HireRight, which the trucking industry knows for its DAC driver screening services, has agreed to pay $2.6 million to settle charges that it did not take adequate steps to verify the accuracy of criminal background checks as required by the Fair Credit Reporting Act.
The civil penalty is the second largest obtained by the Federal Trade Commission for violations of the law that governs use of consumer information, including data gathered to determine job eligibility. HireRight settled on Aug. 8, the same day the complaint was filed. The company did not admit to wrongdoing.
HireRight combined public information, including court records, into profiles provided to thousands of employers considering consumers for jobs, primarily in the trucking industry. Drivers for years have complained about inaccurate information in their DAC reports keeping them from getting a job.
The Justice Department alleged that poor quality control led HireRight to include erroneous and duplicate information in its reports.
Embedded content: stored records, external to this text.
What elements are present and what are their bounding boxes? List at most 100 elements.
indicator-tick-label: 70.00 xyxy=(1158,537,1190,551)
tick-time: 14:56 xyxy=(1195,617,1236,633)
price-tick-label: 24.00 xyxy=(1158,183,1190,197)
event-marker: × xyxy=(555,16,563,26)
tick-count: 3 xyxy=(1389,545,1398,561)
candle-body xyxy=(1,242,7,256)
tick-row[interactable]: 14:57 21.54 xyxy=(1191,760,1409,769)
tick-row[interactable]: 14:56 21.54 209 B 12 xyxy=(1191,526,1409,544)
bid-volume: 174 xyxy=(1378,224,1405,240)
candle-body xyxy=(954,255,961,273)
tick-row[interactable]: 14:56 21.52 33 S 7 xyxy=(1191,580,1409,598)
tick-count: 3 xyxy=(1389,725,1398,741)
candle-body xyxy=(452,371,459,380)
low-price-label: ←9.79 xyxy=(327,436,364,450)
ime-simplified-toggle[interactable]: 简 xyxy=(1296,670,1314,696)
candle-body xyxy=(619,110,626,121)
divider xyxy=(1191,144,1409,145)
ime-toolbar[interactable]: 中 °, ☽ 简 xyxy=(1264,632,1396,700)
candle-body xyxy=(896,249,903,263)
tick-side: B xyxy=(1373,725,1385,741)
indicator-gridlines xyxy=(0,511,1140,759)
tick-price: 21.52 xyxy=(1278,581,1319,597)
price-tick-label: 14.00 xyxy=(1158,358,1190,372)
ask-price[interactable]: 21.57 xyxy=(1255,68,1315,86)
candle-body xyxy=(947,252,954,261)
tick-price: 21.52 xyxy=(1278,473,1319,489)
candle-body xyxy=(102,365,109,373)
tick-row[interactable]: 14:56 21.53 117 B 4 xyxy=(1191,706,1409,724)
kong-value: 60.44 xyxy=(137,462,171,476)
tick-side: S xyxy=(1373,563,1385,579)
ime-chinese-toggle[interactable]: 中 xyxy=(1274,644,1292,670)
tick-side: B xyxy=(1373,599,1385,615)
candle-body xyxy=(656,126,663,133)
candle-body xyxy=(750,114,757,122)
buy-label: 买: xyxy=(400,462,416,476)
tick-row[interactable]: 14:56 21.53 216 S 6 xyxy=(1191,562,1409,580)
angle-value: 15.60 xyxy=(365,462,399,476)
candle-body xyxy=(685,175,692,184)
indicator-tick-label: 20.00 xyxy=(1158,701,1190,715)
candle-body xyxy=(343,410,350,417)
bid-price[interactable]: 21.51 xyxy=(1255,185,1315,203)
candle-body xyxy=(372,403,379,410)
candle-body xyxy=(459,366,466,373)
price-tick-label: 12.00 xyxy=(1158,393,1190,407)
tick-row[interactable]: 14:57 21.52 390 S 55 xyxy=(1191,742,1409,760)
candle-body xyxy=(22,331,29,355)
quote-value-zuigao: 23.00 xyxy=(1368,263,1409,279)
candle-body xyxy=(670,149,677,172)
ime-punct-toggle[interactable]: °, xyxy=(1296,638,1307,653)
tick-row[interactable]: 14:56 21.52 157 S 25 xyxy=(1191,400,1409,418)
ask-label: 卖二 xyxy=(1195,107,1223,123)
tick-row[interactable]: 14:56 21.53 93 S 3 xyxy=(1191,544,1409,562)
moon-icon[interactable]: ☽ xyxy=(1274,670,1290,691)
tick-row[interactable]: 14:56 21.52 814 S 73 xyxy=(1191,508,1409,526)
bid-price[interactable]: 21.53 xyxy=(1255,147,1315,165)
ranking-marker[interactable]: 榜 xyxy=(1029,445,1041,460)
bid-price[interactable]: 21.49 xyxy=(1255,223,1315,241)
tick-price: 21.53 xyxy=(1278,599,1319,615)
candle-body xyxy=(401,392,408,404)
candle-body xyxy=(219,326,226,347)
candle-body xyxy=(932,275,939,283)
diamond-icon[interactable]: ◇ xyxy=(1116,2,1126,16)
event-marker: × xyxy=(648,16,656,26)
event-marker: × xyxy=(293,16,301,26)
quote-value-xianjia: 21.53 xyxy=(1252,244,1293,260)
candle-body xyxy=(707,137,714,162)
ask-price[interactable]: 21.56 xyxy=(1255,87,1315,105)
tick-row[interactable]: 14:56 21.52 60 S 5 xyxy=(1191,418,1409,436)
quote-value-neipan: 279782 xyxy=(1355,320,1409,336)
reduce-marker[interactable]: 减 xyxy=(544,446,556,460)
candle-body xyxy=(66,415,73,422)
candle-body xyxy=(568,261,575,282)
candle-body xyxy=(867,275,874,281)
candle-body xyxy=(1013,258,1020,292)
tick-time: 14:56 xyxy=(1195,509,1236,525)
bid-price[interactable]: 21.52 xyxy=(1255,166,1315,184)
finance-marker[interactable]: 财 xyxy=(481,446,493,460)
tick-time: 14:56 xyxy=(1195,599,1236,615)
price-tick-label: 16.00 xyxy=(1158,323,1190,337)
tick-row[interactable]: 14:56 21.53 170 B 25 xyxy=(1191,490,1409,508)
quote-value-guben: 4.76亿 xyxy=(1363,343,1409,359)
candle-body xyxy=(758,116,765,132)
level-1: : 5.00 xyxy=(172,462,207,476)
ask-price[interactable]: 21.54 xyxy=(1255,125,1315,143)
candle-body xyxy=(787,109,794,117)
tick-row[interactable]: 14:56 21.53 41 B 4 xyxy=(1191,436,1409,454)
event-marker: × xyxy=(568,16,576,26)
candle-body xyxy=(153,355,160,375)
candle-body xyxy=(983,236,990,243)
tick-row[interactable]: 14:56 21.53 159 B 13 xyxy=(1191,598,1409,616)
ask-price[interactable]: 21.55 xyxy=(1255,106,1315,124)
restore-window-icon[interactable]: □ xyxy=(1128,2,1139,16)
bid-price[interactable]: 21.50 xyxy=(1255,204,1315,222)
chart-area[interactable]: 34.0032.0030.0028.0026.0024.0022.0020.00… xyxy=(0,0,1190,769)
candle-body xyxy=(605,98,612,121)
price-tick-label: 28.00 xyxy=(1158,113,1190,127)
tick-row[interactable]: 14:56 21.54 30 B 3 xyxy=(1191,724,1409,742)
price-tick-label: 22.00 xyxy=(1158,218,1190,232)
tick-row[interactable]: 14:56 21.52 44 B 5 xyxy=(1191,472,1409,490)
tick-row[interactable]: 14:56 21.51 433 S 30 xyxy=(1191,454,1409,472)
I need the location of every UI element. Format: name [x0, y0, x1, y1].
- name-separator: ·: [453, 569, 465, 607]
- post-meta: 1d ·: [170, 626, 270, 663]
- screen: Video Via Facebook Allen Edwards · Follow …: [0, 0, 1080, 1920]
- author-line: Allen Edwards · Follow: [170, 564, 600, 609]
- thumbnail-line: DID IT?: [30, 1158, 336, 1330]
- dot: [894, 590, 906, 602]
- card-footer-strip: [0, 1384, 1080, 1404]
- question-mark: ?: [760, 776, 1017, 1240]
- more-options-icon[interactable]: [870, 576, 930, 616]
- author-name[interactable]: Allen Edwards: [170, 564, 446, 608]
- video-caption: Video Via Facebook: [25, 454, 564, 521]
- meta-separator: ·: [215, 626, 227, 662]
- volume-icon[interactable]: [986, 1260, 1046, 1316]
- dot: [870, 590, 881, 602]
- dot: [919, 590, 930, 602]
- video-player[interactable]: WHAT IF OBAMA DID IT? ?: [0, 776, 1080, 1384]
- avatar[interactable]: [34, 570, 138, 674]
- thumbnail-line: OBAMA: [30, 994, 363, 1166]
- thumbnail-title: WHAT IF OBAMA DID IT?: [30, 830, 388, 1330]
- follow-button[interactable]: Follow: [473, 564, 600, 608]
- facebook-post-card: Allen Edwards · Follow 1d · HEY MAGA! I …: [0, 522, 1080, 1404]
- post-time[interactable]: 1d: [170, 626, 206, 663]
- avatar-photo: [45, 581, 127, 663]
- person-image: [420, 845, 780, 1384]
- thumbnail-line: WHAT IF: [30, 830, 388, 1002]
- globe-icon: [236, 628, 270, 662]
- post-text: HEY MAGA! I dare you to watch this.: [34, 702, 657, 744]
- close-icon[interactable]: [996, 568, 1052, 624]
The FTC said HireRight sometimes included criminal offenses that had been expunged, or reported the same offense multiple times in a report, according to the Washington Post.
. The FTC also alleged that the company sometimes reported the wrong information or had the wrong person.
In addition, the complaint alleges that HireRight failed to provide consumers timely access to the information in their own files and did not appropriately conduct investigations of disputed items when requested.
Along with the $2.6 million civil penalty, a proposed consent decree also requires HireRight to maintain reasonable procedures to ensure the accuracy of reports and, upon request, to provide consumers the information in their files, such as criminal history reports.
"Inaccurate consumer reports can keep qualified applicants from finding work and keep employers from finding good employees," said Stuart Delery, Acting Assistant Attorney General for the Civil Division in a statement. "In this age of increased collection and distribution of consumer information, aggressive enforcement of the FCRA ensures that these reports contain facts, not mistakes."